Several agronomic factors related to the implementation of the symbiotic control in the field deserve further analysis. The canopy structure of the crop is a crucial aspect since the target is the egg mass; considering that stink bugs tend to lay eggs in the underside of the leaves [43], both species-specific (i.e., leaf disposition) and agronomic (i.e., crop training system, pruning practices) features need to be considered to improve efficacy. Optimisation of spray application was addressed by Dho et al. (2025) [30], whose results indicated a higher egg mass coverage in the central part of the canopy. Another critical point remains the timing of application, as the anti-symbiont biocomplex needs to be applied in conjunction with the presence of egg masses in the field. In this study the treatments with the anti-symbiont biocomplex started after the detection of at least one egg mass in the field; therefore, the application of thorough monitoring to detect the presence of egg masses in the field is recommended to maximise the efficacy of symbiont-targeted control. Once oviposition in the field has started, the risk of not completely covering the egg masses laid in the period between two consecutive treatments cannot be avoided even with frequent treatments. The choice to perform the treatments every ten days can be considered the best compromise between the ontogeny of the insect and the economic feasibility of the field treatments, considering that the cost of four anti-symbiont applications is similar to that of two insecticide treatments.

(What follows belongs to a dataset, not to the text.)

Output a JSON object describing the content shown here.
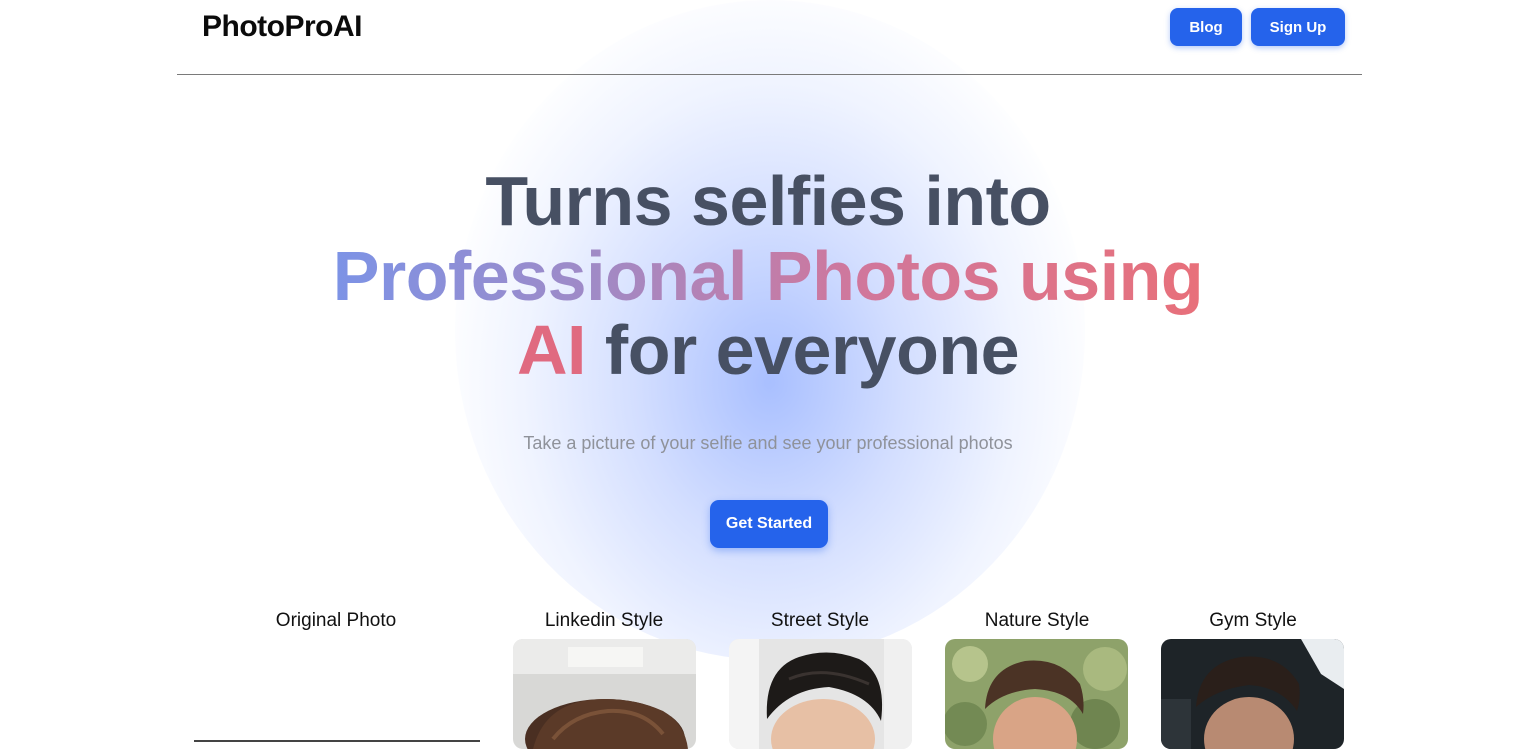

When evaluating the effect of stink bug feeding activity on hazelnuts, a positive effect on hazelnuts from the plot treated with the anti-symbiont biocomplex was detected in 2022, similar to the plot treated with lambda-cyhalothrin in terms of damage. Considering that the reduction in damage was greater than the effect on H. halys population trend, the presence of additional effects could be suggested. For example, the same biocomplex used here for anti-symbiont treatments has previously been shown to deter oviposition in the olive fruit fly Bactrocera oleae (Rossi) (Diptera: Tephritidae) [44]; in the case of H. halys, feeding deterrence cannot be excluded. However, the effect of symbiont-targeted control was reduced in 2023, when the highest levels of both adults and nymphs of H. halys were also detected, and in 2024, when damage to hazelnuts was similar in the plot treated with the anti-symbiont biocomplex and in the untreated control, but lower in the plot treated with lambda-cyhalothrin. In general, the lower level of damage observed in kernels from insecticide-treated plots agrees with the lower population of H. halys in that part of the field and with previous work [42]. The variable environmental conditions of each year (mainly in terms of temperature and precipitation [40]) may be involved in the lack of a consistent response throughout the years for the biocomplex treatment compared to the insecticide. In particular, the stink bug-associated damage was lower during 2022 compared to the other years, no matter the treatment, confirming that the intrinsic variability of each year can affect the efficacy of the treatment. Also, that year, the abundance of H. halys in field was lower (probably related to higher mean temperatures), which may suggest a higher efficacy of the symbiotic control under relatively lower infestation levels.

On the whole, our three-year field assessment of a symbiont-targeted control strategy against H. halys in a hazelnut orchard indicates that the interruption of symbiont acquisition by nymphs, although less effective than pyrethroid treatments in controlling adult H. halys, mostly reduced the damaged kernels compared to the control treatment. Additionally, we demonstrate that this approach does not attempt against the co-occurring entomofauna. In a context of increasing restrictions on the use of pesticides, the symbiotic control may provide an alternative mean that can be combined with other strategies such as biological control; moreover, it is not expected to induce pest resurgence phenomena. Future studies should focus on ameliorating the efficacy of field application by addressing operational aspects (e.g., application technique, number and frequency of applications) to achieve a more consistent reduction in yield losses.